Key information about the properties, composition, and behaviors of nanomaterials is often scattered across a given scientific paper. It takes a lot of time and effort to extract this data manually, which complicates large-scale analysis and database creation. This problem can be solved, for example, by using automated data extraction systems. Most available automated systems, however, display a number of limitations: they either work exclusively with texts, require human assistance, or do not process full articles.

As a solution, scientists from ITMO University, in partnership with their colleagues at Lomonosov Moscow State University, have presented NanoMINER – a system that collects data on nanomaterials and nanozymes. The algorithm processes scientific papers, including text, images, and graphs, using a combination of models: in particular, GPT-4o (for text analysis and coherence) and YOLO (for visual data processing).

The system is easy to use and requires no special skills. By uploading a paper into the algorithm, the user obtains structured data on, for instance, the material’s composition as well as synthesis conditions and results; moreover, the system can also predict its type of lattice based on the chemical formula. The automated analysis takes one minute to run, compared to 90 minutes for manual processing. 

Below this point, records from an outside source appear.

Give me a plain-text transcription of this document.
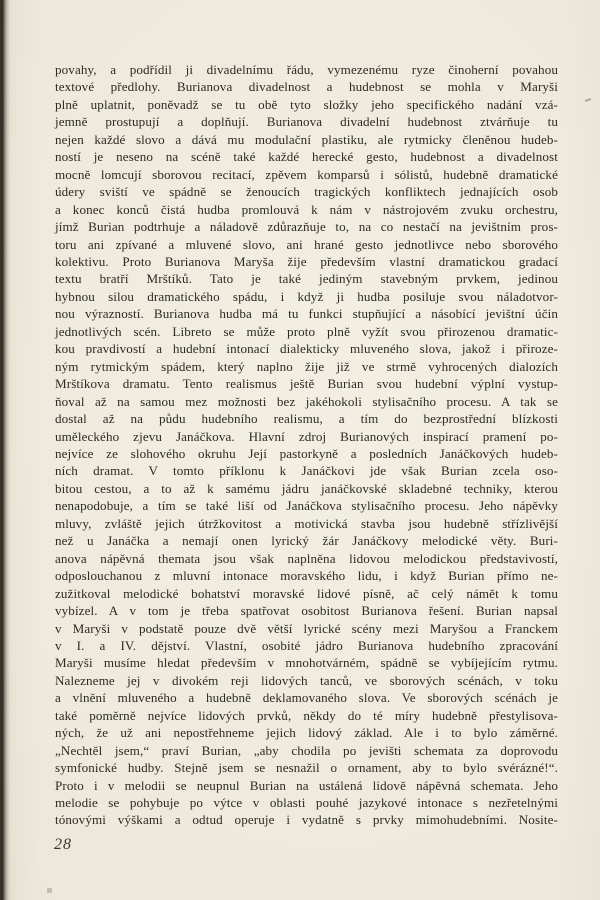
povahy, a podřídil ji divadelnímu řádu, vymezenému ryze činoherní povahou
textové předlohy. Burianova divadelnost a hudebnost se mohla v Maryši
plně uplatnit, poněvadž se tu obě tyto složky jeho specifického nadání vzá-
jemně prostupují a doplňují. Burianova divadelní hudebnost ztvárňuje tu
nejen každé slovo a dává mu modulační plastiku, ale rytmicky členěnou hudeb-
ností je neseno na scéně také každé herecké gesto, hudebnost a divadelnost
mocně lomcují sborovou recitací, zpěvem komparsů i sólistů, hudebně dramatické
údery sviští ve spádně se ženoucích tragických konfliktech jednajících osob
a konec konců čistá hudba promlouvá k nám v nástrojovém zvuku orchestru,
jímž Burian podtrhuje a náladově zdůrazňuje to, na co nestačí na jevištním pros-
toru ani zpívané a mluvené slovo, ani hrané gesto jednotlivce nebo sborového
kolektivu. Proto Burianova Maryša žije především vlastní dramatickou gradací
textu bratří Mrštíků. Tato je také jediným stavebným prvkem, jedinou
hybnou silou dramatického spádu, i když ji hudba posiluje svou náladotvor-
nou výrazností. Burianova hudba má tu funkci stupňující a násobící jevištní účin
jednotlivých scén. Libreto se může proto plně vyžít svou přirozenou dramatic-
kou pravdivostí a hudební intonací dialekticky mluveného slova, jakož i přiroze-
ným rytmickým spádem, který naplno žije již ve strmě vyhrocených dialozích
Mrštíkova dramatu. Tento realismus ještě Burian svou hudební výplní vystup-
ňoval až na samou mez možnosti bez jakéhokoli stylisačního procesu. A tak se
dostal až na půdu hudebního realismu, a tím do bezprostřední blízkosti
uměleckého zjevu Janáčkova. Hlavní zdroj Burianových inspirací pramení po-
nejvíce ze slohového okruhu Její pastorkyně a posledních Janáčkových hudeb-
ních dramat. V tomto příklonu k Janáčkovi jde však Burian zcela oso-
bitou cestou, a to až k samému jádru janáčkovské skladebné techniky, kterou
nenapodobuje, a tím se také liší od Janáčkova stylisačního procesu. Jeho nápěvky
mluvy, zvláště jejich útržkovitost a motivická stavba jsou hudebně střízlivější
než u Janáčka a nemají onen lyrický žár Janáčkovy melodické věty. Buri-
anova nápěvná themata jsou však naplněna lidovou melodickou představivostí,
odposlouchanou z mluvní intonace moravského lidu, i když Burian přímo ne-
zužitkoval melodické bohatství moravské lidové písně, ač celý námět k tomu
vybízel. A v tom je třeba spatřovat osobitost Burianova řešení. Burian napsal
v Maryši v podstatě pouze dvě větší lyrické scény mezi Maryšou a Franckem
v I. a IV. dějství. Vlastní, osobité jádro Burianova hudebního zpracování
Maryši musíme hledat především v mnohotvárném, spádně se vybíjejícím rytmu.
Nalezneme jej v divokém reji lidových tanců, ve sborových scénách, v toku
a vlnění mluveného a hudebně deklamovaného slova. Ve sborových scénách je
také poměrně nejvíce lidových prvků, někdy do té míry hudebně přestylisova-
ných, že už ani nepostřehneme jejich lidový základ. Ale i to bylo záměrné.
„Nechtěl jsem,“ praví Burian, „aby chodila po jevišti schemata za doprovodu
symfonické hudby. Stejně jsem se nesnažil o ornament, aby to bylo svérázné!“.
Proto i v melodii se neupnul Burian na ustálená lidově nápěvná schemata. Jeho
melodie se pohybuje po výtce v oblasti pouhé jazykové intonace s nezřetelnými
tónovými výškami a odtud operuje i vydatně s prvky mimohudebními. Nosite-
28
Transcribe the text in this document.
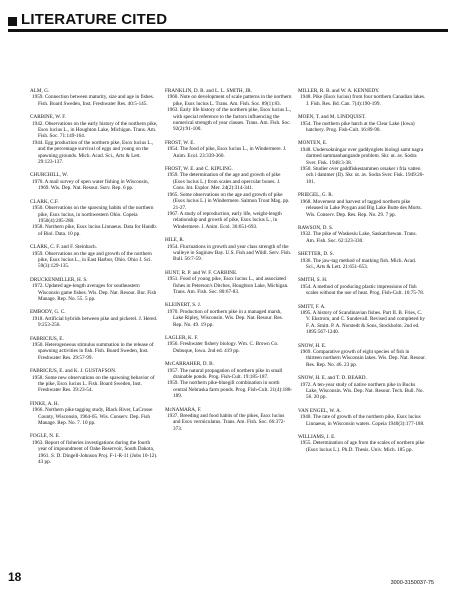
LITERATURE CITED
ALM, G.
1959. Connection between maturity, size and age in fishes. Fish. Board Sweden, Inst. Freshwater Res. 40:5-145.
CARBINE, W. F.
1942. Observations on the early history of the northern pike, Esox lucius L., in Houghton Lake, Michigan. Trans. Am. Fish. Soc. 71:149-164.
1944. Egg production of the northern pike, Esox lucius L., and the percentage survival of eggs and young on the spawning grounds. Mich. Acad. Sci., Arts & Lett. 29:123-137.
CHURCHILL, W.
1970. A mail survey of open water fishing in Wisconsin, 1969. Wis. Dep. Nat. Resour. Surv. Rep. 6 pp.
CLARK, C.F.
1950. Observations on the spawning habits of the northern pike, Esox lucius, in northwestern Ohio. Copeia 1950(4):285-288.
1958. Northern pike, Esox lucius Linnaeus. Data for Handb. of Biol. Data. 10 pp.
CLARK, C. F. and F. Steinbach.
1959. Observations on the age and growth of the northern pike, Esox lucius L., in East Harbor, Ohio. Ohio J. Sci. 59(3):129-135.
DRUCKENMILLER, H. S.
1972. Updated age-length averages for southeastern Wisconsin game fishes. Wis. Dep. Nat. Resour. Bur. Fish Manage. Rep. No. 55. 5 pp.
EMBODY, G. C.
1918. Artificial hybrids between pike and pickerel. J. Hered. 9:253-256.
FABRICIUS, E.
1950. Heterogeneous stimulus summation in the release of spawning activities in fish. Fish. Board Sweden, Inst. Freshwater Res. 29:57-99.
FABRICIUS, E. and K. J. GUSTAFSON.
1958. Some new observations on the spawning behavior of the pike, Esox lucius L. Fish. Board Sweden, Inst. Freshwater Res. 39:23-54.
FINKE, A. H.
1966. Northern pike tagging study, Black River, LaCrosse County, Wisconsin, 1964-65. Wis. Conserv. Dep. Fish Manage. Rep. No. 7. 10 pp.
FOGLE, N. E.
1963. Report of fisheries investigations during the fourth year of impoundment of Oahe Reservoir, South Dakota, 1961. S. D. Dingell-Johnson Proj. F-1-R-11 (Jobs 10-12). 43 pp.
FRANKLIN, D. R. and L. L. SMITH, JR.
1960. Note on development of scale patterns in the northern pike, Esox lucius L. Trans. Am. Fish. Soc. 89(1):83.
1963. Early life history of the northern pike, Esox lucius L., with special reference to the factors influencing the numerical strength of year classes. Trans. Am. Fish. Soc. 92(2):91-100.
FROST, W. E.
1954. The food of pike, Esox lucius L., in Windermere. J. Anim. Ecol. 23:339-360.
FROST, W. E. and C. KIPLING.
1959. The determination of the age and growth of pike (Esox lucius L.) from scales and opercular bones. J. Cons. Int. Explor. Mer. 24(2):314-341.
1965. Some observations on the age and growth of pike (Esox lucius L.) in Windermere. Salmon Trout Mag. pp. 21-27.
1967. A study of reproduction, early life, weight-length relationship and growth of pike, Esox lucius L., in Windermere. J. Anim. Ecol. 36:651-693.
HILE, R.
1954. Fluctuations in growth and year class strength of the walleye in Saginaw Bay. U.S. Fish and Wildl. Serv. Fish. Bull. 56:7-59.
HUNT, R. P. and W. F. CARBINE.
1951. Food of young pike, Esox lucius L., and associated fishes in Peterson's Ditches, Houghton Lake, Michigan. Trans. Am. Fish. Soc. 80:67-83.
KLEINERT, S. J.
1970. Production of northern pike in a managed marsh, Lake Ripley, Wisconsin. Wis. Dep. Nat. Resour. Res. Rep. No. 49. 19 pp.
LAGLER, K. F.
1956. Freshwater fishery biology. Wm. C. Brown Co. Dubuque, Iowa. 2nd ed. 419 pp.
McCARRAHER, D. B.
1957. The natural propagation of northern pike in small drainable ponds. Prog. Fish-Cult. 19:185-187.
1959. The northern pike-bluegill combination in north central Nebraska farm ponds. Prog. Fish-Cult. 21(4):188-189.
McNAMARA, F.
1937. Breeding and food habits of the pikes, Esox lucius and Esox vermiculatus. Trans. Am. Fish. Soc. 66:372-373.
MILLER, R. B. and W. A. KENNEDY.
1948. Pike (Esox lucius) from four northern Canadian lakes. J. Fish. Res. Bd. Can. 7(4):190-199.
MOEN, T. and M. LINDQUIST.
1954. The northern pike hatch at the Clear Lake (Iowa) hatchery. Prog. Fish-Cult. 16:89-90.
MONTEN, E.
1948. Undersokningar over gaddynglets biologi samt nagra darmed sammanhangande problem. Skr. ut. av. Sodra Sver. Fisk. 1948:3-38.
1950. Studier over gaddfiskestammen orsaker i fria vatten och i dammer (II). Skr. ut. av. Sodra Sver. Fisk. 1949:20-101.
PRIEGEL, G. R.
1968. Movement and harvest of tagged northern pike released in Lake Poygan and Big Lake Butte des Morts. Wis. Conserv. Dep. Res. Rep. No. 29. 7 pp.
RAWSON, D. S.
1932. The pike of Waskesiu Lake, Saskatchewan. Trans. Am. Fish. Soc. 62:323-330.
SHETTER, D. S.
1936. The jaw-tag method of marking fish. Mich. Acad. Sci., Arts & Lett. 21:651-653.
SMITH, S. H.
1954. A method of producing plastic impressions of fish scales without the use of heat. Prog. Fish-Cult. 16:75-78.
SMITT, F. A.
1895. A history of Scandinavian fishes. Part II. B. Fries, C. V. Ekstrom, and C. Sundevall. Revised and completed by F. A. Smitt. P. A. Norstedt & Sons, Stockholm. 2nd ed. 1895:567-1240.
SNOW, H. E.
1969. Comparative growth of eight species of fish in thirteen northern Wisconsin lakes. Wis. Dep. Nat. Resour. Res. Rep. No. 46. 23 pp.
SNOW, H. E. and T. D. BEARD.
1972. A ten-year study of native northern pike in Bucks Lake, Wisconsin. Wis. Dep. Nat. Resour. Tech. Bull. No. 56. 20 pp.
VAN ENGEL, W. A.
1940. The rate of growth of the northern pike, Esox lucius Linnaeus, in Wisconsin waters. Copeia 1940(3):177-188.
WILLIAMS, J. E.
1955. Determination of age from the scales of northern pike (Esox lucius L.). Ph.D. Thesis. Univ. Mich. 185 pp.
18	3000-3150037-75
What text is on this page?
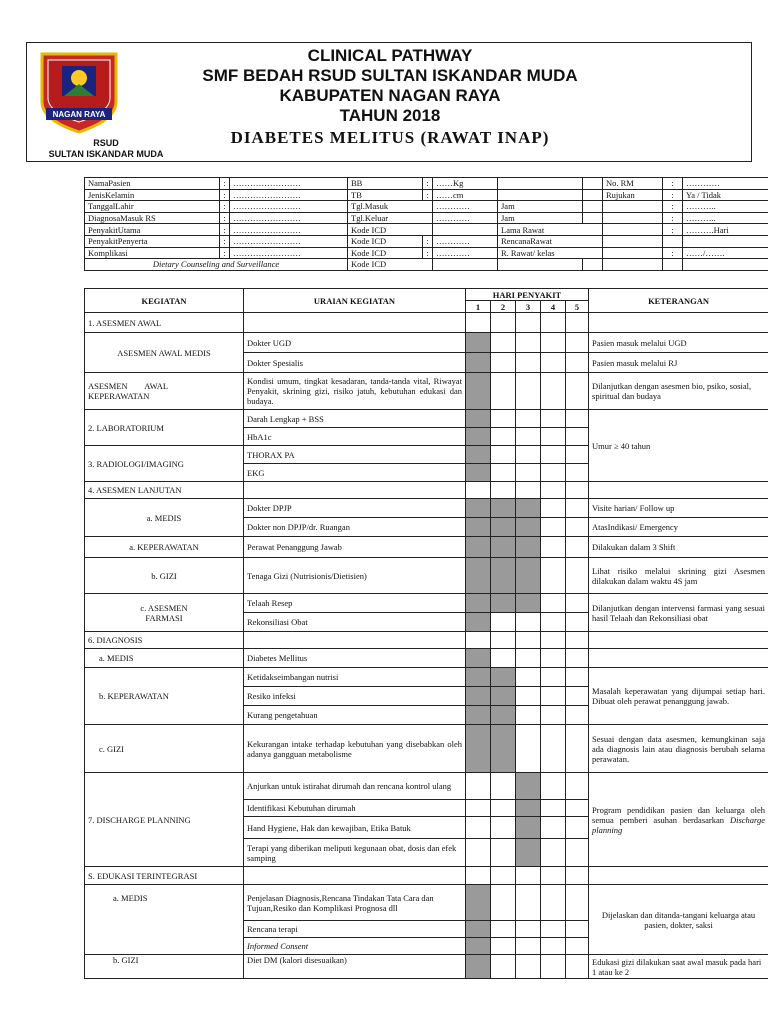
NAGAN RAYA
RSUD
SULTAN ISKANDAR MUDA
CLINICAL PATHWAY
SMF BEDAH RSUD SULTAN ISKANDAR MUDA
KABUPATEN NAGAN RAYA
TAHUN 2018
DIABETES MELITUS (RAWAT INAP)
NamaPasien	:	……………………	BB	:	……Kg			No. RM	:	…………
JenisKelamin	:	……………………	TB	:	……cm			Rujukan	:	Ya / Tidak
TanggalLahir	:	……………………	Tgl.Masuk		…………	Jam			:	………..
DiagnosaMasuk RS	:	……………………	Tgl.Keluar		…………	Jam			:	………..
PenyakitUtama	:	……………………	Kode ICD			Lama Rawat			:	……….Hari
PenyakitPenyerta	:	……………………	Kode ICD	:	…………	RencanaRawat				
Komplikasi	:	……………………	Kode ICD	:	…………	R. Rawat/ kelas			:	……/…….
Dietary Counseling and Surveillance			Kode ICD							
KEGIATAN	URAIAN KEGIATAN	HARI PENYAKIT					KETERANGAN
		1	2	3	4	5	
1. ASESMEN AWAL							
ASESMEN AWAL MEDIS	Dokter UGD						Pasien masuk melalui UGD
	Dokter Spesialis						Pasien masuk melalui RJ

ASESMEN        AWAL
KEPERAWATAN	Kondisi umum, tingkat kesadaran, tanda-tanda vital, Riwayat Penyakit, skrining gizi, risiko jatuh, kebutuhan edukasi dan budaya.						Dilanjutkan dengan asesmen bio, psiko, sosial, spiritual dan budaya
2. LABORATORIUM	Darah Lengkap + BSS						Umur ≥ 40 tahun
	HbA1c						
3. RADIOLOGI/IMAGING	THORAX PA						
	EKG						
4. ASESMEN LANJUTAN							
a. MEDIS	Dokter DPJP						Visite harian/ Follow up
	Dokter non DPJP/dr. Ruangan						AtasIndikasi/ Emergency
a. KEPERAWATAN	Perawat Penanggung Jawab						Dilakukan dalam 3 Shift
b. GIZI	Tenaga Gizi (Nutrisionis/Dietisien)						Lihat risiko melalui skrining gizi Asesmen dilakukan dalam waktu 4S jam

c. ASESMEN
FARMASI	Telaah Resep						Dilanjutkan dengan intervensi farmasi yang sesuai hasil Telaah dan Rekonsiliasi obat
	Rekonsiliasi Obat						
6. DIAGNOSIS							
a. MEDIS	Diabetes Mellitus						
b. KEPERAWATAN	Ketidakseimbangan nutrisi						Masalah keperawatan yang dijumpai setiap hari. Dibuat oleh perawat penanggung jawab.
	Resiko infeksi						
	Kurang pengetahuan						
c. GIZI	Kekurangan intake terhadap kebutuhan yang disebabkan oleh adanya gangguan metabolisme						Sesuai dengan data asesmen, kemungkinan saja ada diagnosis lain atau diagnosis berubah selama perawatan.
7. DISCHARGE PLANNING	Anjurkan untuk istirahat dirumah dan rencana kontrol ulang						Program pendidikan pasien dan keluarga oleh semua pemberi asuhan berdasarkan Discharge planning
	Identifikasi Kebutuhan dirumah						
	Hand Hygiene, Hak dan kewajiban, Etika Batuk						
	Terapi yang diberikan meliputi kegunaan obat, dosis dan efek samping						
S. EDUKASI TERINTEGRASI							
a. MEDIS	Penjelasan Diagnosis,Rencana Tindakan Tata Cara dan Tujuan,Resiko dan Komplikasi Prognosa dll						Dijelaskan dan ditanda-tangani keluarga atau pasien, dokter, saksi
	Rencana terapi						
	Informed Consent						
b. GIZI	Diet DM (kalori disesuaikan)						Edukasi gizi dilakukan saat awal masuk pada hari 1 atau ke 2
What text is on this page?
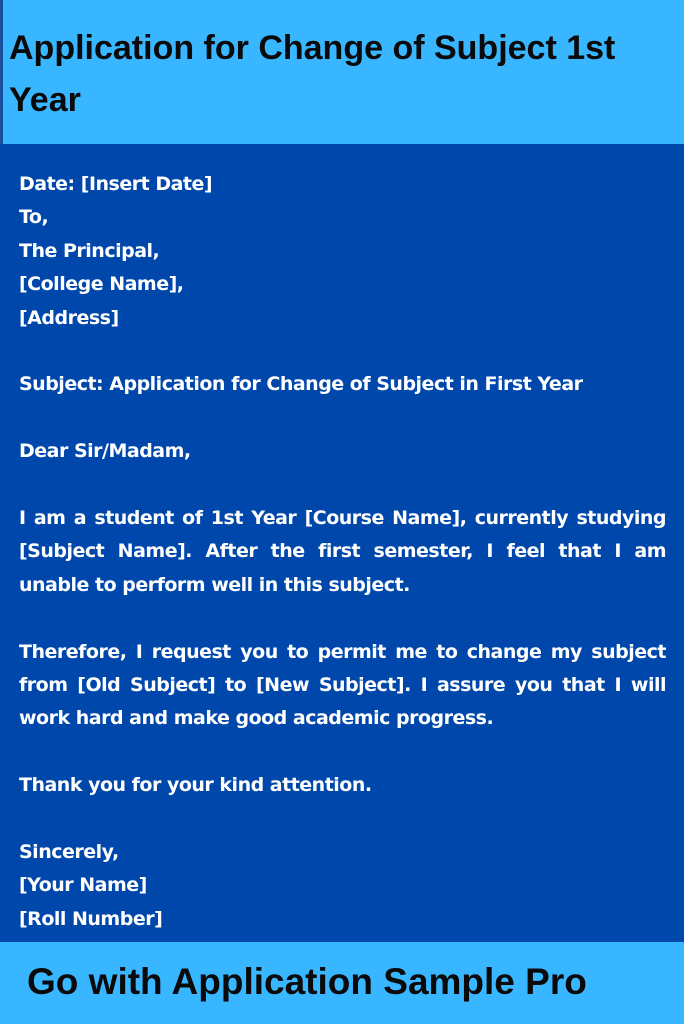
Application for Change of Subject 1st Year

Date: [Insert Date]

To,

The Principal,

[College Name],

[Address]

Subject: Application for Change of Subject in First Year

Dear Sir/Madam,

I am a student of 1st Year [Course Name], currently studying [Subject Name]. After the first semester, I feel that I am unable to perform well in this subject.

Therefore, I request you to permit me to change my subject from [Old Subject] to [New Subject]. I assure you that I will work hard and make good academic progress.

Thank you for your kind attention.

Sincerely,

[Your Name]

[Roll Number]

Go with Application Sample Pro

NanoMINER’s operational algorithm. Credit: npj Computational Materials

NanoMINER’s operational algorithm. Credit: npj Computational Materials

The researchers tested the model with manually verified data from 20 scientific papers. Among the key criteria were comprehensiveness, accuracy, and coherence of extracted information. The algorithm is shown to recognize data with a high accuracy level of up to 98% for kinetic parameters of nanozymes and up to 66% for molecular characteristics of nanomaterials: chemical formulas, crystal systems, and surface parameters.

NanoMINER is open-source software; its code and setup guides are available via GitHub. Any researcher can download the system onto their PC or server and use it to extract information from any paper. The team claims that their solution will benefit both academic scholars and specialists who deal with nanomaterials, chemical databases, and AI models. 

“We’re planning to incorporate new fields of study into our system shortly; these concern nanoparticle toxicity, biocompatibility, catalytic properties, and other crucial properties. At the same time, we also continue to work on the accuracy of our algorithm: we test different architectures of language models – both open-source and commercial API-based ones – to find the best balance between quality and affordability. We’re certain that our software can be adapted for other fields, as well, such as biomedicine. The model can potentially be used to build scalable, self-updating databases,” explains Julia Razlivina, the author of the idea, the co-author of the paper, an engineer at ITMO’s Advanced Engineering School, and an assistant at ITMO’s Faculty of Biotechnologies. 

Julia Razlivina. Photo by Artur Ruslanovich

Julia Razlivina. Photo by Artur Ruslanovich

The research is supported by the national program Priority 2030.